Huntington escreve sobre o primado das civilizações e de como estas são definidas por elementos (língua, costumes, história, religião, ect.) e objectivos (HUNTINGTON, 1999).
Klare escreve que os conflitos do futuro terão por base a posse dos recursos naturais.
Se colocarmos as zonas do mapa que possuem conflitos sistémicos de antigas civilizações (Huntington), sobrepondo as zonas do mapa que possuem os recursos (Klare), então evidencia-se o Shatterbelt de Cohen, correspondendo no caso em estudo, ao Médio Oriente. 
Klare afirma que as guerras do futuro serão pelos recursos, podendo-se colocar paralelamente a ideia de autocracia de Haushofer, além dos postulados e leis de Ratzel que afirmam que a expansão de um Estado procura saciar as suas necessidades.
Por fim temos de caracterizar a Rússia. Para isso será útil olhar para Raul Castex com a sua teoria do perturbador continental e para Henri Pirenne e a sua definição de nações epirocráticas.
Pirenne descreve estas como sendo “introvertidas, vivendo voltadas para os seus próprios valores que sublinhariam e estimulariam, cultivando a ideia de superioridade étnica, recusando aculturações, sendo constituídas por grupos sociais fechados, com estruturas muito coesas, cm que o indivíduo se submete ao grupo intolerante e rigidamente disciplinado.” (MARTINS, p.49), inserindo-se aqui a Rússia.
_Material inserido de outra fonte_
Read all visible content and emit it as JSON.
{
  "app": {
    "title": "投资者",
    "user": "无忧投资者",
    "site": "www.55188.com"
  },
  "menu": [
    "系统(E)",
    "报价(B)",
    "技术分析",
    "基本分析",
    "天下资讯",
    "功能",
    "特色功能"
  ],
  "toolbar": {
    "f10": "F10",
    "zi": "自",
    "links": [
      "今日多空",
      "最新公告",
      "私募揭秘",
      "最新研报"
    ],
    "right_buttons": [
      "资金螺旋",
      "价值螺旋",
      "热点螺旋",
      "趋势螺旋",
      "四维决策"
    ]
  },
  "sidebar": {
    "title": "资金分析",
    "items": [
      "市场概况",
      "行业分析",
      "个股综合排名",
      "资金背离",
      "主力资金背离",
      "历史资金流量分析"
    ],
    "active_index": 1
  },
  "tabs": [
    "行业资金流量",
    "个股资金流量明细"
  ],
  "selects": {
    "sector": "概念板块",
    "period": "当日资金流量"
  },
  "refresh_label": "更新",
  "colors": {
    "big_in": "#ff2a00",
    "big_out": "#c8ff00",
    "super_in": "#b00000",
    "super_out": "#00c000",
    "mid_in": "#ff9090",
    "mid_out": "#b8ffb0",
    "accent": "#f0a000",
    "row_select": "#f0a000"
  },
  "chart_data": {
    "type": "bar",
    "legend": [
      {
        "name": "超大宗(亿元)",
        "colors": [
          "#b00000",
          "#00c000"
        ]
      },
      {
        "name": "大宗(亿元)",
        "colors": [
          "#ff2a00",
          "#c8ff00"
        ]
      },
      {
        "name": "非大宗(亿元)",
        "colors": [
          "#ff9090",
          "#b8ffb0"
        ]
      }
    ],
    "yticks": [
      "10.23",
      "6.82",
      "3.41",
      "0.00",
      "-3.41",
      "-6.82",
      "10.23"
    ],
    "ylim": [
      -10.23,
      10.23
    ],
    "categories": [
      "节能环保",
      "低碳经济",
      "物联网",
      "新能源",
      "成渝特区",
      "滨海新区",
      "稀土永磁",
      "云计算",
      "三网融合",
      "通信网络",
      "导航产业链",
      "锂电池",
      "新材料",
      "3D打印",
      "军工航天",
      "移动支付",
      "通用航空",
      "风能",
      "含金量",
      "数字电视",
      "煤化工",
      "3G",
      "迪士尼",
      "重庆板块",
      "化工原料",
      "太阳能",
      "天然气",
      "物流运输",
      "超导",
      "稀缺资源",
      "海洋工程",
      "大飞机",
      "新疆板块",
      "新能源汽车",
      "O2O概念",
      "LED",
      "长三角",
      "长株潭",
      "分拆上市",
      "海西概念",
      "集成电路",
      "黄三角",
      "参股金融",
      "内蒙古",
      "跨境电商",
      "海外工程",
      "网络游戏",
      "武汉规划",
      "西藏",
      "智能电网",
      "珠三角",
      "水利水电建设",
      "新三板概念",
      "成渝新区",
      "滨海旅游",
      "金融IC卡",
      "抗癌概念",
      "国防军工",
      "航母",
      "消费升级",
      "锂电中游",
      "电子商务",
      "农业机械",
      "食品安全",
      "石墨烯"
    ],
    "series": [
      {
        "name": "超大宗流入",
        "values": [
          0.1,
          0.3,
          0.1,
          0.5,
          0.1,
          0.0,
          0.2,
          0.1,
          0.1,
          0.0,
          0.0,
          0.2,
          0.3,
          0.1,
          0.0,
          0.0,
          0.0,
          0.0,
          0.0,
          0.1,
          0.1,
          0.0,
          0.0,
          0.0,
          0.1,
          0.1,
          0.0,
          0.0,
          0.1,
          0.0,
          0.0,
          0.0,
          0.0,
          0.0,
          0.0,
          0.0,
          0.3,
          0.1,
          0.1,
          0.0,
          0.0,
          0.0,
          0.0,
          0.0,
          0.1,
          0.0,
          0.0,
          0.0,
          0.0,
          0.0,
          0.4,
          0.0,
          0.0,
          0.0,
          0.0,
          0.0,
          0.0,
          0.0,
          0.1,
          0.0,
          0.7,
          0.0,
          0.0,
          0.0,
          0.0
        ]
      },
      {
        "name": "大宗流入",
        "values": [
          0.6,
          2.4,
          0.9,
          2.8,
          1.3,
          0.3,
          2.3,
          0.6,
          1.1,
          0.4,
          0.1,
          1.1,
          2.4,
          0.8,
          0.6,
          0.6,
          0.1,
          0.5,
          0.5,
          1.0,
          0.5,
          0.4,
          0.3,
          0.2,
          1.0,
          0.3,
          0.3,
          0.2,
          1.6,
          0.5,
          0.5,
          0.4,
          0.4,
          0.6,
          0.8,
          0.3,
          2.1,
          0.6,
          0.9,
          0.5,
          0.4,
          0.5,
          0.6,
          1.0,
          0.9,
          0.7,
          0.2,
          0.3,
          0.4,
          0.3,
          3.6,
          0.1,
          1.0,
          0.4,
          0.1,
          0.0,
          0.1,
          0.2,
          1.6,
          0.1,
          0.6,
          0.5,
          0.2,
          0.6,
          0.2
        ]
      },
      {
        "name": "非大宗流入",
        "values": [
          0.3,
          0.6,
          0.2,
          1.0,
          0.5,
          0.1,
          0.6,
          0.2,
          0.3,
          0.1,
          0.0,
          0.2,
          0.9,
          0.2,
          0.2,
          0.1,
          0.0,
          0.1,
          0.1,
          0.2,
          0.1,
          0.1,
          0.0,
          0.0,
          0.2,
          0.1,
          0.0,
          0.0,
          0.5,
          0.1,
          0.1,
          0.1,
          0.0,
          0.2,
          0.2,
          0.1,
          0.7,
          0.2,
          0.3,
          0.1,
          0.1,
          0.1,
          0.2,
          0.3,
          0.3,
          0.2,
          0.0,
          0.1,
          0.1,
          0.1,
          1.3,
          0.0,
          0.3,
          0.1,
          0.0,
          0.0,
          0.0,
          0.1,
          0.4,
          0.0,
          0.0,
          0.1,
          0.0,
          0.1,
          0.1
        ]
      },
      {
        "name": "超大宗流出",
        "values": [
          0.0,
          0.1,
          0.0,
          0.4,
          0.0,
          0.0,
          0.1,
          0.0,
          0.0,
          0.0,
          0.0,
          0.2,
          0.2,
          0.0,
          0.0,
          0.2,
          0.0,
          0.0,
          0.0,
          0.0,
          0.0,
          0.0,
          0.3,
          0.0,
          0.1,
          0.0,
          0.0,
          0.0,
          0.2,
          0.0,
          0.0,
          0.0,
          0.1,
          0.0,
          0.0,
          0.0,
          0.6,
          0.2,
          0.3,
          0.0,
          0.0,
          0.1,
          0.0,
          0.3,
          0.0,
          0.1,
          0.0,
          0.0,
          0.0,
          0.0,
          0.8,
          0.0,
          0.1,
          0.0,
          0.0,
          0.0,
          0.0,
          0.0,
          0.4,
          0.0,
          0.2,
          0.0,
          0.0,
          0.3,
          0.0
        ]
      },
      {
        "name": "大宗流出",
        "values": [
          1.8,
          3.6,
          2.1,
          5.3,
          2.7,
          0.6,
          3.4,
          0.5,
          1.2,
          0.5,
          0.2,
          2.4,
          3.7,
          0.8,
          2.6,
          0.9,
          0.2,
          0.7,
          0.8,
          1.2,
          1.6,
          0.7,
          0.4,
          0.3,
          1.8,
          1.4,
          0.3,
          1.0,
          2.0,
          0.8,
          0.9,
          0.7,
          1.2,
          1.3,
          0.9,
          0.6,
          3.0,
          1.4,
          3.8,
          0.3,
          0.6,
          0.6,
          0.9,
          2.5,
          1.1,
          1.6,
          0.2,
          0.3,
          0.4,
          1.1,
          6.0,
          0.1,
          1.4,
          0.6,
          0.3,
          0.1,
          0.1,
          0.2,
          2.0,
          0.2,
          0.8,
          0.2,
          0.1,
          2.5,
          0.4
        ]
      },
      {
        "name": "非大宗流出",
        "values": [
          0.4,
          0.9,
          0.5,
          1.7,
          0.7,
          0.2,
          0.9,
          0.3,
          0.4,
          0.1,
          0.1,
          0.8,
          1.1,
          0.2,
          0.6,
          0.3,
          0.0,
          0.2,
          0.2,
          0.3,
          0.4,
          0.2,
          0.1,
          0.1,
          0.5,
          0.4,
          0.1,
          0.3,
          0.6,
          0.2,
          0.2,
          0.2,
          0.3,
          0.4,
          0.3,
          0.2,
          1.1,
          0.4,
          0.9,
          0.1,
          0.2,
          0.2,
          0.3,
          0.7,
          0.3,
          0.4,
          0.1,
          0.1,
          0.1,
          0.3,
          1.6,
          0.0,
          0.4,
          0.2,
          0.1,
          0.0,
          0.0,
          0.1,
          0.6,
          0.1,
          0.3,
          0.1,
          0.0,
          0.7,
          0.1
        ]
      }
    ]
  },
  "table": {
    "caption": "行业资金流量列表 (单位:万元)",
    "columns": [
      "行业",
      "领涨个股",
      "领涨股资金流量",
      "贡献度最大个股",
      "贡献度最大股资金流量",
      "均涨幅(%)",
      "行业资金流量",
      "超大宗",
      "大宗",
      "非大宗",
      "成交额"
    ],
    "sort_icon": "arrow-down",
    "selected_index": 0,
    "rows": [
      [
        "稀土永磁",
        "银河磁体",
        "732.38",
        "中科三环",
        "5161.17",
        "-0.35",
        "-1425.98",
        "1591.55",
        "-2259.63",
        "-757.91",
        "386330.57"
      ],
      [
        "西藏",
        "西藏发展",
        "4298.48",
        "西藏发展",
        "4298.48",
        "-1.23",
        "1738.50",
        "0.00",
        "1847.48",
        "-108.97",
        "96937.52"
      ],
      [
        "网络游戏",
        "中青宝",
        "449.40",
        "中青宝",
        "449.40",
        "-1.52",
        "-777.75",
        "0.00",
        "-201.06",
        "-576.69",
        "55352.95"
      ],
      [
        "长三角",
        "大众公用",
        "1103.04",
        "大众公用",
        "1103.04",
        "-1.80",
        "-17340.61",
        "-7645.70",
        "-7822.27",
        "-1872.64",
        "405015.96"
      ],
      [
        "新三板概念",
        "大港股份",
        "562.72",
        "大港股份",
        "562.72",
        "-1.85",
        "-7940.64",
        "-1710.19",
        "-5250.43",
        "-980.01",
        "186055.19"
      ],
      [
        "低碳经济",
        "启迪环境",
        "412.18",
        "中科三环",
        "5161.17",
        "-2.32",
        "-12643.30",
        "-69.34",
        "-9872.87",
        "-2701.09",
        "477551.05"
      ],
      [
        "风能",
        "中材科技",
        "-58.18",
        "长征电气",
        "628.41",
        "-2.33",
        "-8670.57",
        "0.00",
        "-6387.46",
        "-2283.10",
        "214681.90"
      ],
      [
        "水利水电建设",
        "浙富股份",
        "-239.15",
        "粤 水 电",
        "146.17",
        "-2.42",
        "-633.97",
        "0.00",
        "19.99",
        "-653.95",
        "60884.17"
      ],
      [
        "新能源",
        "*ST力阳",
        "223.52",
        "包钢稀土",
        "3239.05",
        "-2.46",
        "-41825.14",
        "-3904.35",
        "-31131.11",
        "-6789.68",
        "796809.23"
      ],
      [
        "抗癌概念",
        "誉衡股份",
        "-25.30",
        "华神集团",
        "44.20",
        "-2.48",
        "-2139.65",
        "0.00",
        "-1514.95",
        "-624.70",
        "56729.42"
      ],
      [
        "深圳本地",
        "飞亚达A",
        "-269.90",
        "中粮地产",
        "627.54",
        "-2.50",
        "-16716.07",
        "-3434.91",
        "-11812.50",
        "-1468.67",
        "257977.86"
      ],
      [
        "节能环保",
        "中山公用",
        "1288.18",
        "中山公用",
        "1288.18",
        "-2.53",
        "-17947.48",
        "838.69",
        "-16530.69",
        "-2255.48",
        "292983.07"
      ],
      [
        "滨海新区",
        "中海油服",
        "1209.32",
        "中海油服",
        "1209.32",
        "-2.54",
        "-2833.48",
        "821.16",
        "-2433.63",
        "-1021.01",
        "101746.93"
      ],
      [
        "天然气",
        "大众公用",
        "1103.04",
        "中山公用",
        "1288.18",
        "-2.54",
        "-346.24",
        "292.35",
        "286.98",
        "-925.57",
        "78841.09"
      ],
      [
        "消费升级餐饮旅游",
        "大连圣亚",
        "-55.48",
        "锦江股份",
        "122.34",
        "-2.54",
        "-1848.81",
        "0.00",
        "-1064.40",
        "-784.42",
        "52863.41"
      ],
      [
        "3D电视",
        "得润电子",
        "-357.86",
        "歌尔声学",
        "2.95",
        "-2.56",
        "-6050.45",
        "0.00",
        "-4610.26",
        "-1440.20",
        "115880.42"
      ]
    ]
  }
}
Pirenne introduz ainda as ideias de «maritimidade» e «continentalidade», definindo as características de uma potência terrestre ou marítima.
A Rússia encaixa na definição de «continentalidade» tendo pouca história marítima, fracas características geográficas para uma forte relação com o mar e possui um vasto território continental, o que segundo Pirenne promove a «continentalidade», indo ao que Maham usa para caracterizar um Estado terrestre em oposição ao marítimo. (MARTINS, p. 49-54).
Castex afirma existirem duas potências perturbadoras, a Alemanha e a Rússia. Apesar de ser um teórico do poder marítimo escreve sobre as características dos Estados de eminência terrestre que correm para o mar.
Castex cria o conceito de «Posições Geobloqueantes», descrevendo estas como “posições geográficas dos territórios de determinados Estados, com potencialidades para interceptar saídas das armadas de outros Estados para o mar livre. ou para dominarem importantes rotas que sirvam esses outros Estados.” (MARTINS, p.59). .Para aceder ao mar aberto a Rússia possui imensos estados que possuem «Posições Geobloqueantes», integrados numa união (NATO) hostil à Rússia. Assim tem de procurar zonas de saídas alternativas através dos Gateways de Cohen, que no caso da Rússia será o Cáucaso oferecendo-lhe acesso ao Shatterbelt do MO.
Após esta análise teórica pode-se concluir que Alexander Dugin define a política externa russa como expansionista (apoiado em vários autores), mas uma expansão de influências permitindo um acesso ao mar aberto.
A Rússia aplica-se em bases de apoio como a Síria, Irão e Egipto à parte de uma Turquia que tende para ser – tanto quanto lhe é possível – autónoma na região.
A partir de 2008 a Geórgia passou a estar sobre o controlo russo, aliando-se a Síria a isto, está constituída a Gateway russa para o Sul. Aliado a isto também está o emprego das Forças Armadas russas na Síria para o mantimento do regime de Assad, este regime que lhe é favorável precisando do apoio russo.
A capacidade de apoio e mantimento da Síria para o lado russo, possibilita que mais estados possam tender para um bloco pró russo capaz de contra balançar o bloco pró EUA, criando uma nova bipolaridade evidente num mundo cada vez mais polarizado, onde os conflitos regionais servem para desestabilizar os vários lados.
O Irão tem sido hostilizado pelos EUA, e tem possuído um combate aguerrido contra o EI que tem também criado problemas na Síria e no Iraque.
O Egipto, tal como a Turquia, possuem posições geográficas que bloqueiam a saída da Rússia, mas, uma aproximação diplomática por parte da Rússia a estes países permite o desbloquear dos estreitos que se tornam cada vez mais importantes ao tráfego marítimo internacional.
Para finalizar existe que tomar as ideias de Vladímir Jirinóvski, ele que propões uma redefinição das esferas de influência, caído para a Rússia, o Báltico, Afeganistão, Irão e Turquia (NOGUEIRA; 2011; p.439).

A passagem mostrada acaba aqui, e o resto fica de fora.